There is also a correlation between the weight of the product and its carbon footprint. The lighter the product, the better for the environment, it would seem.  But there are other factors.  Transportation routes and mode of transportation, for example, make this calculation more complex.

I believe a transparent production line has a very positive impact. If there’s a possibility for the heavier and energy-intensive metal parts to be sourced closer to home, this option should be given preference. Lighting in this respect is not very different from how you shop for fruits and vegetables: shop local, and support domestic manufacturers.

Also check out this related article: Sustainable Lighting Design: 5 Ways to Go Circular Through Design for Disassembly (DfD)

Product Components, Material Alternates, and the Role of a Lighting Planner

The components of a luminaire essentially fall into 4 categories: metals, plastics, glass and electronic, which are often integrated elements. The latter have a low weight, but they add to the uncertainty factor in the assessment of sustainability. By far, they are the most complex material to handle at the end of a luminaire´s lifecycle.

Metal, plastic and glass may use varying degrees recycled materials. At times, the pursuit of the best possible product leads to the rejection of recycled raw materials. In our context, this applies, in particular, to the optically relevant products such as reflectors and lenses.

Conscientious manufacturers optimize their manufacturing processes with a long-term vision. They optimize the consumption of raw materials. For instance, waste materials are directly returned into the production cycle. In general, circular is a goal always worth striving for where complete avoidance of certain materials is not (yet) possible. Again, the fundamental orientation of a company matters. It is also what Larry Fink expresses with his question about the future viability of a company.

In the famous words of Pete Seeger: “If it can’t be reduced, reused, repaired, rebuilt, refurbished, refinished, resold, recycled or composted, then it should be restricted, redesigned or removed from production.”

PMMA is considered a plastic that is rather easy to recycle, but a compostable luminaire would be significantly better. I just had the opportunity to hold such a luminaire in my hands. The housing of the office pendant light is made of polylactic acid (PLA), a raw material made from corn starch in the prototype by a Germany-based manufacturer. It features a robust, UV-resistant and flame-retardant housing created using 3D printing. It’s still a prototype with room for improvement but is a big first step.
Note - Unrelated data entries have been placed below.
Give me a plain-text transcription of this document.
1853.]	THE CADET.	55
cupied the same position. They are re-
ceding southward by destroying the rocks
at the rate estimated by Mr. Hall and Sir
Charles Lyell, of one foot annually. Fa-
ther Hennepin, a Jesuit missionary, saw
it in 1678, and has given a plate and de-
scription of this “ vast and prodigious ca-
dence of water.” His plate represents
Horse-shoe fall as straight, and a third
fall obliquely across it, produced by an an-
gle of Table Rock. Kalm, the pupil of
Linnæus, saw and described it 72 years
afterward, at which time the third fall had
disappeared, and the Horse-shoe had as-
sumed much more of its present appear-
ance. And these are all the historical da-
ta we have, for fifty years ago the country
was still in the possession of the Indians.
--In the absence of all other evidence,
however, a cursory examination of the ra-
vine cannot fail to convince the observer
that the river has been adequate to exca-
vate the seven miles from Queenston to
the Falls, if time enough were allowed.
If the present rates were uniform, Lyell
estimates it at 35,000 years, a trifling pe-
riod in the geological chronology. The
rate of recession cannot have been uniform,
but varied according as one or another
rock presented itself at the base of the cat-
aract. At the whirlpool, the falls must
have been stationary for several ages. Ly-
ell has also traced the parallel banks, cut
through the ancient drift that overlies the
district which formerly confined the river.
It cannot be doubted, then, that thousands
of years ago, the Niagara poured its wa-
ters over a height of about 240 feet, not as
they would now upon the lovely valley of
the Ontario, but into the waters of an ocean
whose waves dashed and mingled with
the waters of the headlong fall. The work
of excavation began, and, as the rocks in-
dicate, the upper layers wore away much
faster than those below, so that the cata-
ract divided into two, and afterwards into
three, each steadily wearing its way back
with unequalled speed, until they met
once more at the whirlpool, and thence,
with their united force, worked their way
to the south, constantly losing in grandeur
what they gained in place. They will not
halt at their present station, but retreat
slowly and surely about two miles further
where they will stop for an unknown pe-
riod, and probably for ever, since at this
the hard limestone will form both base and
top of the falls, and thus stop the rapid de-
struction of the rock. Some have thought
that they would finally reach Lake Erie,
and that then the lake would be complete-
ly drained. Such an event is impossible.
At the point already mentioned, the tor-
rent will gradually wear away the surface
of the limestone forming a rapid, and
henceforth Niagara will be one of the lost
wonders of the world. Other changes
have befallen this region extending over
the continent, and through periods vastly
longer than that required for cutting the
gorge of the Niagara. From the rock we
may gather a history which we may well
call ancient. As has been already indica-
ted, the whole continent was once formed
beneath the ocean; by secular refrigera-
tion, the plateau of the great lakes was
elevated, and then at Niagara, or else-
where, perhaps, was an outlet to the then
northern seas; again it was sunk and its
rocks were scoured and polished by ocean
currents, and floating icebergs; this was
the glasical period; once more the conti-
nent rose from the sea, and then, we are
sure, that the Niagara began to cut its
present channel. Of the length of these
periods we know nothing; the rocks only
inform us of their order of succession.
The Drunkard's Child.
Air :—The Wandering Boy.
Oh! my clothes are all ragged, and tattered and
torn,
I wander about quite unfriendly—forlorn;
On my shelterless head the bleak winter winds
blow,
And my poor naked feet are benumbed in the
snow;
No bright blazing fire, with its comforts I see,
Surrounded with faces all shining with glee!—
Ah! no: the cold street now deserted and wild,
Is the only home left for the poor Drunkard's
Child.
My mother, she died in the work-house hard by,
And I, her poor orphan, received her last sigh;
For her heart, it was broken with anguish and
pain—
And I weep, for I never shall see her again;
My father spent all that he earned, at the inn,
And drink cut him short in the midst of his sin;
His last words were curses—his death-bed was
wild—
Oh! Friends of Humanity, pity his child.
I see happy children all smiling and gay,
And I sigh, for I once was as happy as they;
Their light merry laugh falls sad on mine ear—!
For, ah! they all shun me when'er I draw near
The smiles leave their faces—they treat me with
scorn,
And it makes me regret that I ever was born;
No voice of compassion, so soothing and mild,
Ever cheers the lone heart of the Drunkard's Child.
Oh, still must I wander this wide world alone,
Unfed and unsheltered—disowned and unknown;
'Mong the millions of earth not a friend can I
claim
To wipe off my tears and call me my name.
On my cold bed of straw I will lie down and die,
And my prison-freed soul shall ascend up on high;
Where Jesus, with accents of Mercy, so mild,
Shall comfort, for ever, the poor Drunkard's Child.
It gives me hope that other R&D departments will also continue to develop such solutions.

Corn-based material

Should you, as a manufacturer, opt for anodized reflectors instead of lens optics, I recommend you turn to a supplier who stands out from the crowd with state-of-the-art anodization technology and appropriate monitoring of the manufacturing process. Massive savings in energy consumption and handling of critical substances are possible with new processing technologies. Reflectors with a silver coating increase the efficiency of a lamp by a few percentage points.

But remember, what is good during operation can become a boomerang at the end of its life.

The surface is sometimes less durable, making it less rewarding for removal and reinstallation, and most importantly, silver and aluminum are inseparable in the current disposal system. Valuable raw materials cannot be returned to a meaningful cycle in this way. Therefore, every light planner should also look at those constructional details of a luminaire before making a decision!

The Road Ahead: Switching to Sustainability Takes Commitment and Diligence at Every Step. There Are No Short Cuts.

In this post, I’ve explored some of the ways in which a lighting planner can help move the sustainability needle. But it goes without saying, the product designer plays a central role in this. Clever and thoughtful product design is perhaps as critical, if not more, when it comes to ecological considerations.

We will explore this aspect of product design and the sales process further in upcoming posts.

The question to reflect on is:

Do we want to illuminate the highway to climate hell or do we see a light at the end of the tunnel? Unlike many others, this question does indeed have only one right answer.